Sarashina2.2-TTS cracks Japanese kanji polyphony with 361k hours of data
A new TTS model reads all 2,136 Joyo kanji with state-of-the-art accuracy.
Researchers from multiple institutions have unveiled Sarashina2.2-TTS, a Japanese-focused text-to-speech system built on large language models. The paper, posted on arXiv, addresses a longstanding challenge in Japanese speech synthesis: kanji polyphony, where a single kanji character has multiple possible readings depending on context. The team trained the model on approximately 361,000 hours of speech data, combining Japanese and English to improve cross-lingual robustness.
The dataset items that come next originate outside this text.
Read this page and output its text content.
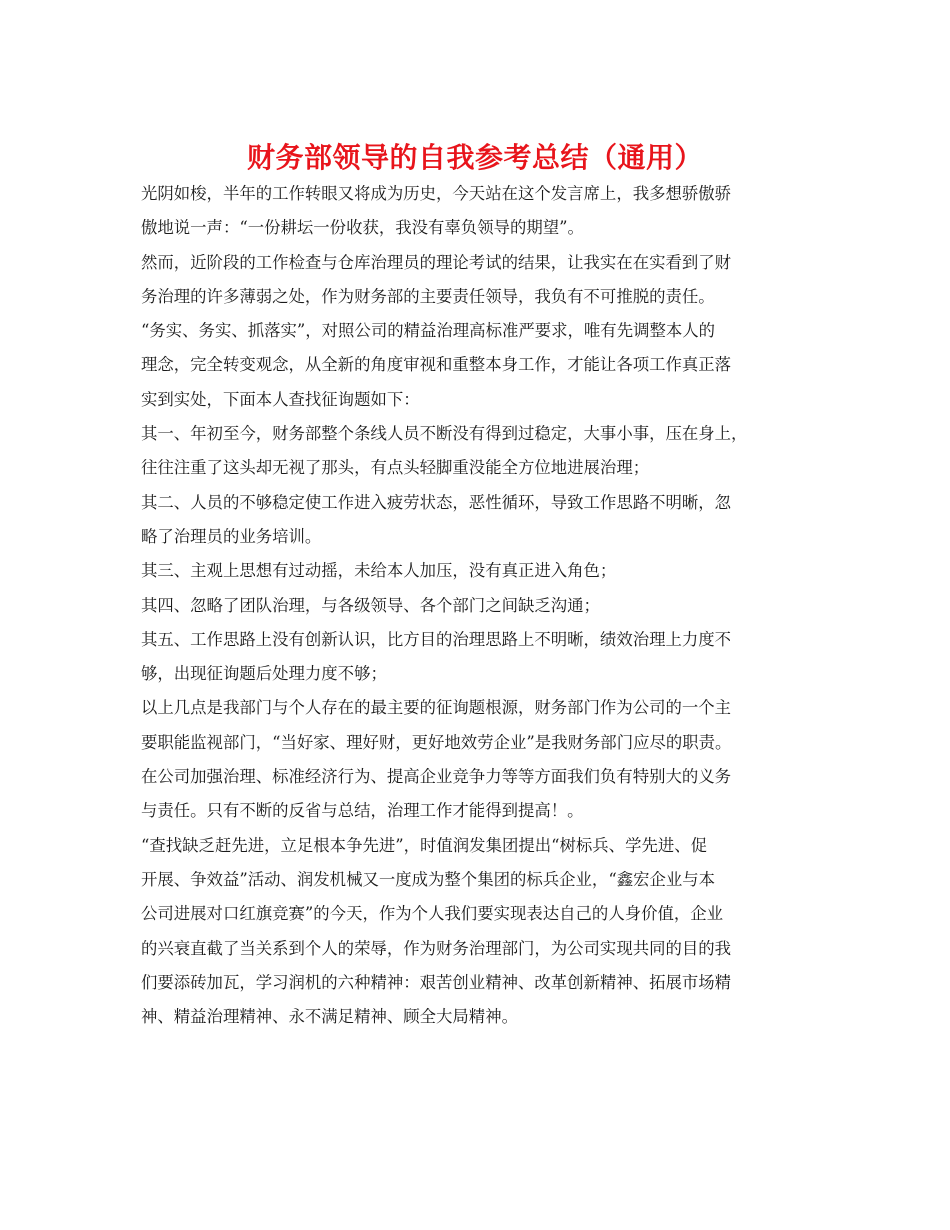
财务部领导的自我参考总结（通用）
光阴如梭，半年的工作转眼又将成为历史，今天站在这个发言席上，我多想骄傲骄
傲地说一声：“一份耕坛一份收获，我没有辜负领导的期望”。
然而，近阶段的工作检查与仓库治理员的理论考试的结果，让我实在在实看到了财
务治理的许多薄弱之处，作为财务部的主要责任领导，我负有不可推脱的责任。
“务实、务实、抓落实”，对照公司的精益治理高标准严要求，唯有先调整本人的
理念，完全转变观念，从全新的角度审视和重整本身工作，才能让各项工作真正落
实到实处，下面本人查找征询题如下：
其一、年初至今，财务部整个条线人员不断没有得到过稳定，大事小事，压在身上，
往往注重了这头却无视了那头，有点头轻脚重没能全方位地进展治理；
其二、人员的不够稳定使工作进入疲劳状态，恶性循环，导致工作思路不明晰，忽
略了治理员的业务培训。
其三、主观上思想有过动摇，未给本人加压，没有真正进入角色；
其四、忽略了团队治理，与各级领导、各个部门之间缺乏沟通；
其五、工作思路上没有创新认识，比方目的治理思路上不明晰，绩效治理上力度不
够，出现征询题后处理力度不够；
以上几点是我部门与个人存在的最主要的征询题根源，财务部门作为公司的一个主
要职能监视部门，“当好家、理好财，更好地效劳企业”是我财务部门应尽的职责。
在公司加强治理、标准经济行为、提高企业竞争力等等方面我们负有特别大的义务
与责任。只有不断的反省与总结，治理工作才能得到提高！。
“查找缺乏赶先进，立足根本争先进”，时值润发集团提出“树标兵、学先进、促
开展、争效益”活动、润发机械又一度成为整个集团的标兵企业，“鑫宏企业与本
公司进展对口红旗竞赛”的今天，作为个人我们要实现表达自己的人身价值，企业
的兴衰直截了当关系到个人的荣辱，作为财务治理部门，为公司实现共同的目的我
们要添砖加瓦，学习润机的六种精神：艰苦创业精神、改革创新精神、拓展市场精
神、精益治理精神、永不满足精神、顾全大局精神。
To specifically tackle polyphony, they designed a data augmentation pipeline covering all 2,136 Joyo kanji (regular-use characters designated by Japan's Agency for Cultural Affairs). They also introduce the Joyo Kanji Yomi Benchmark, which includes 4,378 readings, and a new metric called Kana-CER that measures pronunciation correctness by comparing synthesized speech to reference readings in kana space. Experiments show Sarashina2.2-TTS achieves state-of-the-art kanji-level reading accuracy, matches top baselines on general sentence pronunciation, and delivers the highest speaker similarity in zero-shot Japanese TTS. Notably, it is the only system that maintains stable Japanese pronunciation regardless of prompt language, proving the effectiveness of balanced bilingual training.
- Trained on 361k hours of speech with balanced Japanese and English data for cross-lingual robustness.
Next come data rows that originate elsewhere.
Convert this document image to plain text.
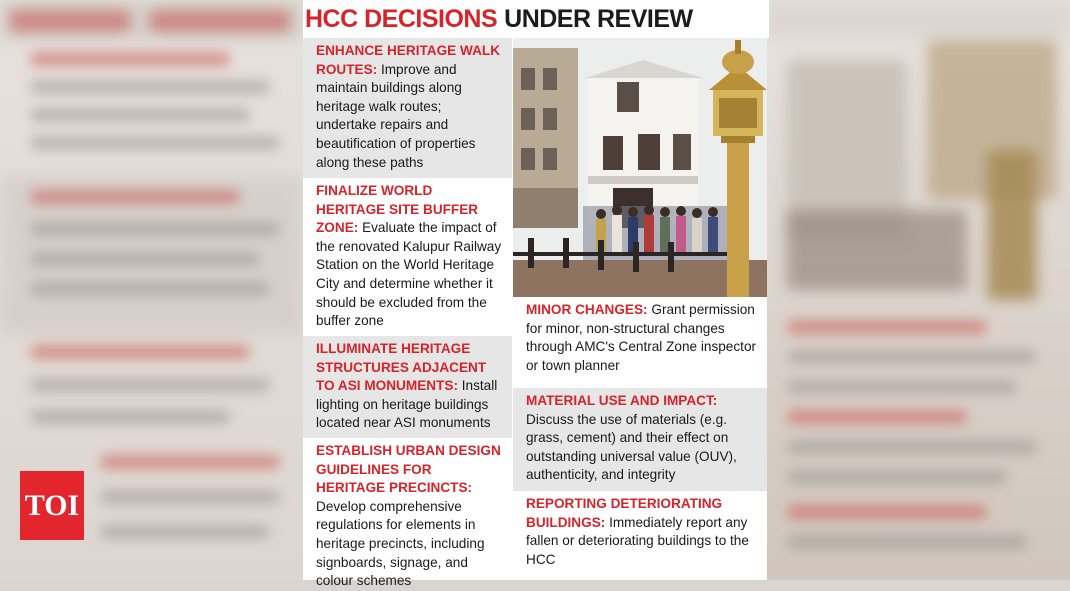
TOI
HCC DECISIONS UNDER REVIEW
ENHANCE HERITAGE WALK ROUTES: Improve and maintain buildings along heritage walk routes; undertake repairs and beautification of properties along these paths
FINALIZE WORLD HERITAGE SITE BUFFER ZONE: Evaluate the impact of the renovated Kalupur Railway Station on the World Heritage City and determine whether it should be excluded from the buffer zone
ILLUMINATE HERITAGE STRUCTURES ADJACENT TO ASI MONUMENTS: Install lighting on heritage buildings located near ASI monuments
ESTABLISH URBAN DESIGN GUIDELINES FOR HERITAGE PRECINCTS: Develop comprehensive regulations for elements in heritage precincts, including signboards, signage, and colour schemes
MINOR CHANGES: Grant permission for minor, non-structural changes through AMC's Central Zone inspector or town planner
MATERIAL USE AND IMPACT: Discuss the use of materials (e.g. grass, cement) and their effect on outstanding universal value (OUV), authenticity, and integrity
REPORTING DETERIORATING BUILDINGS: Immediately report any fallen or deteriorating buildings to the HCC
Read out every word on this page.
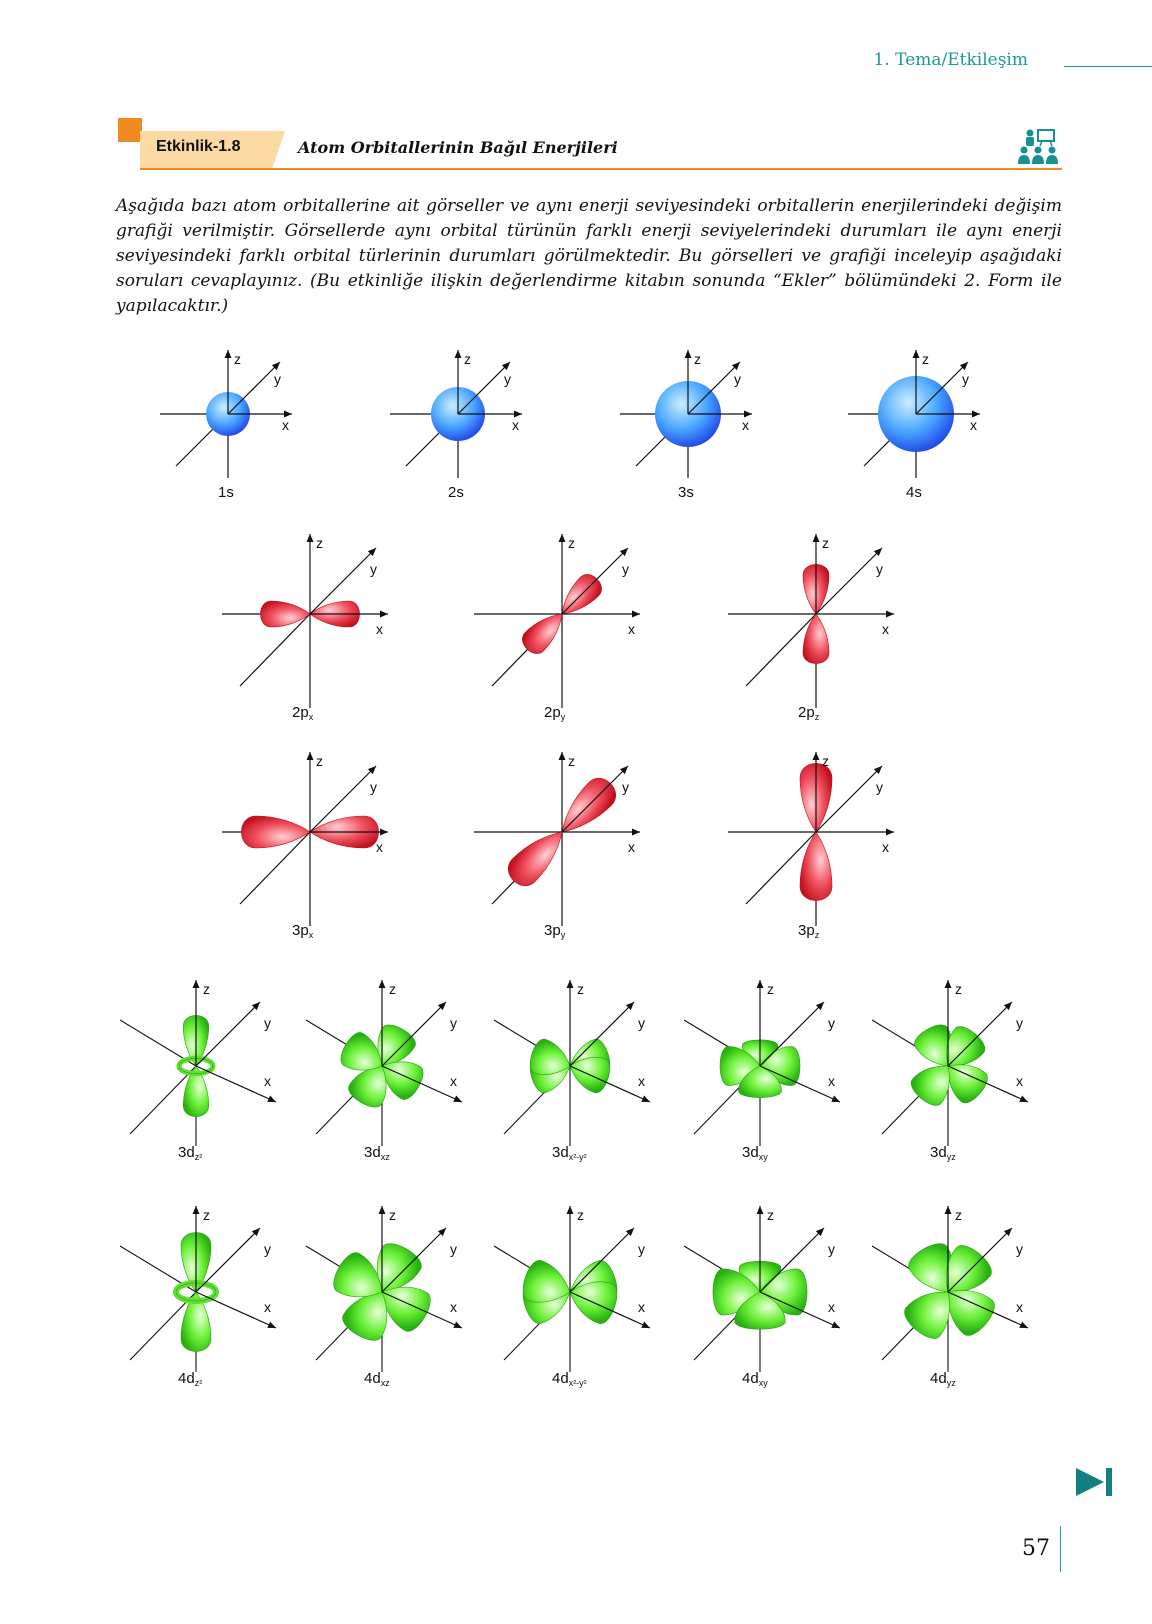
1. Tema/Etkileşim
Etkinlik-1.8	Atom Orbitallerinin Bağıl Enerjileri
Aşağıda bazı atom orbitallerine ait görseller ve aynı enerji seviyesindeki orbitallerin enerjilerindeki değişim grafiği verilmiştir. Görsellerde aynı orbital türünün farklı enerji seviyelerindeki durumları ile aynı enerji seviyesindeki farklı orbital türlerinin durumları görülmektedir. Bu görselleri ve grafiği inceleyip aşağıdaki soruları cevaplayınız. (Bu etkinliğe ilişkin değerlendirme kitabın sonunda “Ekler” bölümündeki 2. Form ile yapılacaktır.)
x
y
z
1s
x
y
z
2s
x
y
z
3s
x
y
z
4s
x
y
z
$2p_x$
x
y
z
$2p_y$
x
y
z
$2p_z$
x
y
z
$3p_x$
x
y
z
$3p_y$
x
y
z
$3p_z$
x
y
z
$3d_{z^2}$
x
y
z
$3d_{xz}$
x
y
z
$3d_{x^2-y^2}$
x
y
z
$3d_{xy}$
x
y
z
$3d_{yz}$
x
y
z
$4d_{z^2}$
x
y
z
$4d_{xz}$
x
y
z
$4d_{x^2-y^2}$
x
y
z
$4d_{xy}$
x
y
z
$4d_{yz}$
57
- Targeted data augmentation covers all 2,136 Joyo kanji, yielding state-of-the-art reading accuracy on the new Joyo Kanji Yomi Benchmark.
- Introduces Kana-CER metric to directly measure pronunciation correctness by eliminating orthographic variation.
Why It Matters
Sarashina2.2-TTS solves a critical Japanese TTS bottleneck, enabling accurate and natural-sounding speech for any kanji-based text.